Klänge dies nicht wie eine Tautologie , so müsste man es ein „leises“ Schreiben nennen: Was bei der Lektüre der Aufsätze zur deutsch-jüdischen Literatur, welche Margarita Pazi (1920-1997) hinterlassen hat, zunächst auffällt, ist ihre eigentümliche Verbindung von Eindringlichkeit und Diskretion. Darin an Ilse Aichinger erinnernd, entsagen diese Essays der flotten Phrase und jedem schnellen Schluss. Es ist, als hätte die in Tel Aviv und in Würzburg lehrende Philologin für ihr eigenes Schreiben den Modus jener „kleinen Literaturen“ (Deleuze/Guattari) gewählt, welcher sie sich auch thematisch konsequent verschrieb. Es sind die Literaturen der sprachlich-kulturellen Enklaven, es sind die Literaturen der Diaspora. Von den deutsch-jüdischen Exponenten des „Prager Kreises“ im frühen 20. Jahrhundert bis hin zu der prekären Situation jener Schriftstellerinnen und Schriftsteller, welche sich im heutigen Israel in der „verpönten“ deutschen Sprache formulieren. Wenn Margarita Pazi in ihren Aufsätzen über Broch, Brod, Kafka, Kraus, Lasker-Schüler, Sachs, Tucholsky, Werfel oder Zweig jeweils das Jude-Sein der Autoren fokussiert, gestaltet sie – in Summa – ein differenziertes Spektrum jüdischer Identitäten zwischen Assimilation und Aufbegehren, Defensive und Utopie.
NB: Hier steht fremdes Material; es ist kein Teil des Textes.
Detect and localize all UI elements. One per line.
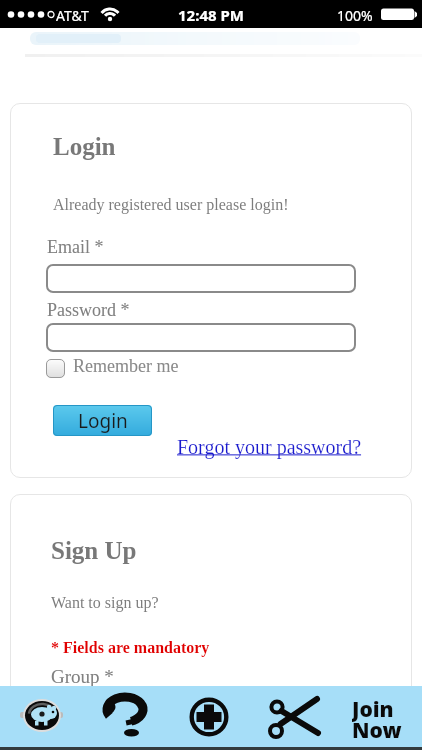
staticText: Sign Up — [51, 537, 137, 565]
staticText: Want to sign up? — [51, 594, 159, 612]
button[interactable] — [20, 697, 64, 737]
staticText: 100% — [337, 6, 373, 25]
staticText: Password * — [47, 300, 130, 320]
staticText: Group * — [51, 666, 114, 687]
staticText: Remember me — [73, 356, 179, 376]
button[interactable]: Forgot your password? — [177, 436, 362, 458]
staticText: Login — [53, 133, 116, 161]
button[interactable] — [263, 694, 321, 740]
staticText: Already registered user please login! — [53, 196, 289, 214]
button[interactable] — [46, 359, 65, 378]
staticText: Login — [78, 408, 128, 434]
button[interactable]: Join Now — [352, 695, 410, 739]
button[interactable] — [103, 693, 147, 739]
button[interactable] — [46, 264, 356, 293]
staticText: AT&T — [56, 6, 89, 25]
button[interactable] — [46, 323, 356, 352]
staticText: * Fields are mandatory — [51, 639, 210, 657]
staticText: Join Now — [352, 695, 402, 739]
staticText: Email * — [47, 237, 104, 257]
button[interactable] — [189, 697, 229, 737]
staticText: 12:48 PM — [178, 5, 244, 25]
button[interactable]: Login — [53, 405, 152, 436]
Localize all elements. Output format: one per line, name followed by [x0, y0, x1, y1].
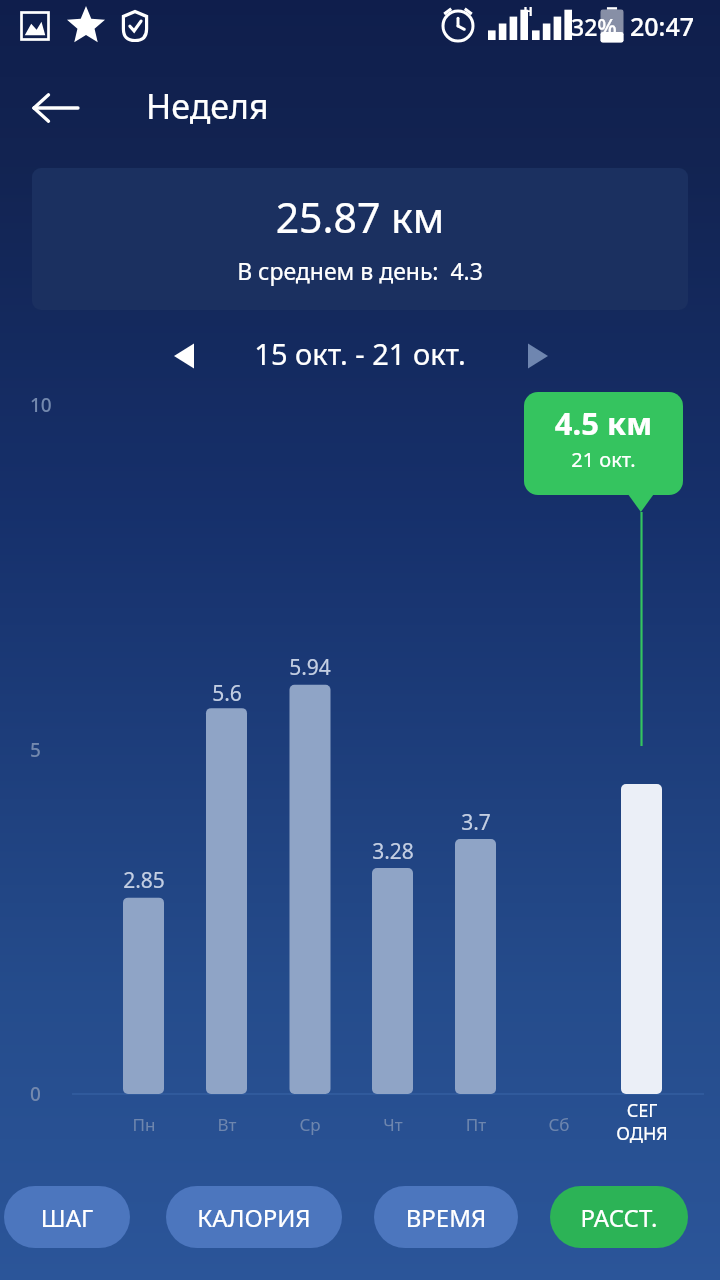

Solcherart sind Margarita Pazis sorglich gestaltete historische und „ideengeschichtliche“ Szenarien nicht für die Gelehrtenrepublik reserviert, sondern praktizieren im Denken über Worte und Werke jene „Entschleunigung“ , welche man neuerdings gerne propagiert.
Christiane Zintzen
6. Oktober 2001
Zuerst erschienen in: NZZ, 6. 10. 2001.